Tout était programmé pour que Christiane Taubira, nouveau ministre de la Justice, devienne la cible privilégiée des attaques de ses adversaires politiques. On retiendra à ce propos la formule de Jean-François Copé mettant en garde l’électorat de droite contre la tentation du vote Front national. Pardon du vote Bleu marine ! « Quand l’on vote Front national, on a la gauche qui passe et on a Christiane Taubira. » Oui, pourquoi, elle, particulièrement ? Parce qu’étant en quelque sorte en charge de la répression, qui devrait protéger les honnêtes gens, elle serait le symbole même du laxisme.

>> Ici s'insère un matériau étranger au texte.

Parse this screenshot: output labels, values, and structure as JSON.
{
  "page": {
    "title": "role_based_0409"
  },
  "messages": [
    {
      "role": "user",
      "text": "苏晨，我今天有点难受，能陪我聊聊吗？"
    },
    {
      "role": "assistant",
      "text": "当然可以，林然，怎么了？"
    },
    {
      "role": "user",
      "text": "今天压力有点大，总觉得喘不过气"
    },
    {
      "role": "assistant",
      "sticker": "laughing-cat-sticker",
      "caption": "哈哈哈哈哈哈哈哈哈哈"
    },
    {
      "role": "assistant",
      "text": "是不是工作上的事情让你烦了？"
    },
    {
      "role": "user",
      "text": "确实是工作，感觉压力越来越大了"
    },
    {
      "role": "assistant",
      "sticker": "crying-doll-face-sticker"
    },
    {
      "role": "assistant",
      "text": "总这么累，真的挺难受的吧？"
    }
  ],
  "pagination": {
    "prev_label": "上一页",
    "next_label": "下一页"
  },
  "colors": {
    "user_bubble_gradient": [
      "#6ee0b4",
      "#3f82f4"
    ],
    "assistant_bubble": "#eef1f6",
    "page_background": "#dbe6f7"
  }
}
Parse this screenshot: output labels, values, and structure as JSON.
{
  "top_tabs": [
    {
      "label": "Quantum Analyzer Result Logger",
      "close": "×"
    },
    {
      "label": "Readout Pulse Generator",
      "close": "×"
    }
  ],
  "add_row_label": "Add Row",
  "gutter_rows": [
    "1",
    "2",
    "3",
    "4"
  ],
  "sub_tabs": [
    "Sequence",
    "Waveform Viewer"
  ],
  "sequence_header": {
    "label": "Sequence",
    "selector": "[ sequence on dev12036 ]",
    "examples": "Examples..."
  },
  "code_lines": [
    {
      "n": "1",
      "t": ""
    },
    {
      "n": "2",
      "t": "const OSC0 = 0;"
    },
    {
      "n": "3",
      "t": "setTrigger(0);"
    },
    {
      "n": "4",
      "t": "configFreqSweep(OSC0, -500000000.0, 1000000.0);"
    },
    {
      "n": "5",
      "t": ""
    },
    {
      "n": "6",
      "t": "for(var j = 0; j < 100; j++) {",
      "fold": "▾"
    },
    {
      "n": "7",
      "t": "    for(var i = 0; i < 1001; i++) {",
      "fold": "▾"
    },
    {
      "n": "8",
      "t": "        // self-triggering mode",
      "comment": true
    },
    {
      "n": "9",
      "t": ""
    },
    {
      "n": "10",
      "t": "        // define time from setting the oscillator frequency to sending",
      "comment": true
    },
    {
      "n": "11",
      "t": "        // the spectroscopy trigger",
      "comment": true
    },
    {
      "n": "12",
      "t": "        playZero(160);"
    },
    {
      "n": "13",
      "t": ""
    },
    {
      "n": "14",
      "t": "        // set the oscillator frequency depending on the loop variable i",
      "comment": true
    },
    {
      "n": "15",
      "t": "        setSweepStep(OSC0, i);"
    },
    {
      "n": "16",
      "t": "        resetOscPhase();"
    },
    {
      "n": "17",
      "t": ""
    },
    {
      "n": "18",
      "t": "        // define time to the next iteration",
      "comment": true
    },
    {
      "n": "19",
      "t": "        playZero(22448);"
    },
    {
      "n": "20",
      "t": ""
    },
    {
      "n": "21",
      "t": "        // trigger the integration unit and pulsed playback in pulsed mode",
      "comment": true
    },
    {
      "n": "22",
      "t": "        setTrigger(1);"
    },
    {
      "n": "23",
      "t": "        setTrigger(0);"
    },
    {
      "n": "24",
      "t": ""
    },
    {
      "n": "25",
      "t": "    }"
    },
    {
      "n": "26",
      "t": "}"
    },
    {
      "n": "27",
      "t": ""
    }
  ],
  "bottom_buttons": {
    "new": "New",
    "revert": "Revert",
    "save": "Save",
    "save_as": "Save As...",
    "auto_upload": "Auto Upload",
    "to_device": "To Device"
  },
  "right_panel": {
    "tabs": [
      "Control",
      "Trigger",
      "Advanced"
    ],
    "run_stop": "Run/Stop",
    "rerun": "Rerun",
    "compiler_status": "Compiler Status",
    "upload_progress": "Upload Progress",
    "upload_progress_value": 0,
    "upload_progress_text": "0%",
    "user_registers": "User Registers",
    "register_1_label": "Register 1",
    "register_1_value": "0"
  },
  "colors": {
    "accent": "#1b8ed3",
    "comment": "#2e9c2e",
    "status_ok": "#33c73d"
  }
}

Et les accusations pleuvent dru : ne veut-elle pas supprimer les tribunaux correctionnels pour mineurs, qui ont commis des actes passibles de plus de trois ans de prison ? Il s’agirait pour elle de « détricoter » ce que la droite a élaboré au cours du quinquennat précédent, donnant ainsi la preuve que la gauche c’est l’angélisme alors que la droite c’est la sécurité ! Il y a eu aussi l’évasion malheureuse d’un détenu qui a profité de l’occasion d’un tournoi de basket entre prisonniers à Bercy pour se faire la belle. Christiane Taubira avait simplement assisté à ce tournoi, pour donner un signe de l’attention qu’elle porte à la réhabilitation des délinquants. Voilà de quoi se faire moquer d’elle.
Et cela continue. Notre garde des Sceaux aurait décrété l’impunité des jeunes gens qui avaient brûlé un drapeau français au soir du 6 mai. Pour le coup, il s’agit d’un faux caractérisé car l’événement mentionné ne s’est même pas produit et la photo qui sert de preuve daterait de 2007, pour un incident qui s’est produit à Toulouse. Il faut donc faire attention lorsqu’on se lance dans la polémique en prenant une personne particulière afin de la transformer en bouc-émissaire. Il faut être rigoureux sur les faits, ne pas mélanger le vrai et le faux, en se rapportant à de simples rumeurs. Je ne veux pas apparaître ici comme l’avocat de madame Taubira, et j’admets que les questions de sécurité doivent être traitées avec le sérieux nécessaire. Mais il importe de conserver au débat public une réelle rigueur intellectuelle. Sinon, tout le monde finira par être perdant. La colère et le ressentiment sont mauvais conseillers. Et si l’on veut défendre ses convictions, il faut se montrer digne des valeurs que l’on défend. Et cela est vrai, à droite comme à gauche !
Chronique lue sur Radio Notre-Dame le 23 mai 2012.